Have you ever spent almost enough? Not what you should have spent to get what you needed, but almost enough to get what you needed?

Here’s an example: let’s say Angie needs a VoIP phone system. Being a thoughtful and careful businessperson, Angie takes some time to figure out exactly what she wants from her phone system—call screening, conferencing, on-hold music and so on. She builds a business case detailing how it will improve the way she operates. She even learns about features and benefits she didn’t know existed—hello, door entry phones and remote-controlled door locks!—functionality that can save her time and money and give her a sizeable competitive edge in her industry. So all of that goes on the list, too.

Equipped with a clear idea of what she needs, Angie goes shopping. So far, so good. But—spoiler alert—here’s where things start to go sideways for Angie.

Best-Laid Plans and Big Scary Numbers 
This should be an easy one for Angie’s longtime technology vendor. Angie’s done the legwork—all her salesperson has to do is point her toward the VoIP system that ticks all the right boxes.

But when it comes time to talk price, Angie blinks. A big scary number gets attached to that big shiny phone system and somewhere deep in Angie’s brain, a warning light pulses. An alarm bleats. A redlined budget looms. And all Angie’s good intentions fly right out the window.

Angie rationalizes: A cheaper system will do most of what I want, right? She dithers: Do I really need that entry buzzer thing? She retreats: Who am I? General Motors? All I need is the basics.

And she ends up spending three-quarters of what she should have on her VoIP phone system.

The Mathematics of Mice and Mediocrity
So what did that 75 percent buy? Three-quarters of what Angie needed? Probably not. Half? Maybe not even that, because solutions just don’t tend to scale that way. There’s a tipping point, a price of entry, a line in the sand to cross if you want to get to the oasis. Ramping up to that tipping point, though, all you get is degrees of mediocrity. Angie, because she went into the deal like a lion and came out like a mouse, got a particularly mediocre solution, one she’ll regret buying at her leisure. For years.

And she almost certainly will regret it—instead of correcting it—because of sunk costs. She’s come too far and spent too much to turn back now. It leaves a bad taste in her mouth. Chances are pretty good that taste will be associated with you for as long as Angie owns her mediocre phone system.

Angie is in the grip of Almost Spent Enough Syndrome. Even though she’s spent a lot, she doesn’t have a lot to show for it.

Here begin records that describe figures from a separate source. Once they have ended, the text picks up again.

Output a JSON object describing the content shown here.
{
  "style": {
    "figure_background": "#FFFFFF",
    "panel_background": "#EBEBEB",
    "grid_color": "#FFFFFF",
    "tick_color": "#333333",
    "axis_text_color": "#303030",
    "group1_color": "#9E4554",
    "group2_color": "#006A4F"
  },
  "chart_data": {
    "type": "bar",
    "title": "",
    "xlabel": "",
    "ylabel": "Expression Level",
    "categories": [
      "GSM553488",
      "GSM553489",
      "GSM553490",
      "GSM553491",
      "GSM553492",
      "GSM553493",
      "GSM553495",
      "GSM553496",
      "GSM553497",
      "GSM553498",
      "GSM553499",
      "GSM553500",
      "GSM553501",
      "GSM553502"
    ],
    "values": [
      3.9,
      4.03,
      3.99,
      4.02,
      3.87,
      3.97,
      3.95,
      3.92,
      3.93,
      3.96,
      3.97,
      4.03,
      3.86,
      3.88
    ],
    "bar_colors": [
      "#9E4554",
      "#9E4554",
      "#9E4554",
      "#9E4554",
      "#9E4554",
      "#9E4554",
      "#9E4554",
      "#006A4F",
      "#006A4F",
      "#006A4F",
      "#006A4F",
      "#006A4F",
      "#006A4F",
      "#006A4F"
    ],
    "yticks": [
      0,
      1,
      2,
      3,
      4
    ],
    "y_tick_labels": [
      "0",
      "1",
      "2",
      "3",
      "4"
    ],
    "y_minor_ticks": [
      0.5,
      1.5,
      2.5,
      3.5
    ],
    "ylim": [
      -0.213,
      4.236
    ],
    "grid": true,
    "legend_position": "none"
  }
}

The Solution that Might Have Been
Almost Spent Enough Syndrome happens to everyone, including your customers. Customers who, once they realize they’ve spent a considerable fraction of what they should have spent and gotten considerably less than they really needed, tend to want to blame someone. Maybe themselves. Maybe you. Either way, it’s a problem. As they say: buy cheap, buy twice.

The Antidote to Almost Spent Enough Syndrome
The solution is simple: offer financing early and often. Even if a customer is dead set on paying in cash. Maybe even especially if a customer wants to pay in cash. Why? Because cash is hard to part with, for one. But it also sets a hard bound on what a customer can afford, whether or not it’s enough to get the solution the customer needs. Thus, Almost Spent Enough Syndrome and all of the unfortunate things that come along with it.

So when a customer comes to you with cash in hand, do them—and yourself—a favor and make them aware that there’s a more flexible way to pay, a way to get what they need, instead of what current circumstances dictate they can afford. Offer financing, and help your customer avoid spending almost enough to get the solution they really need.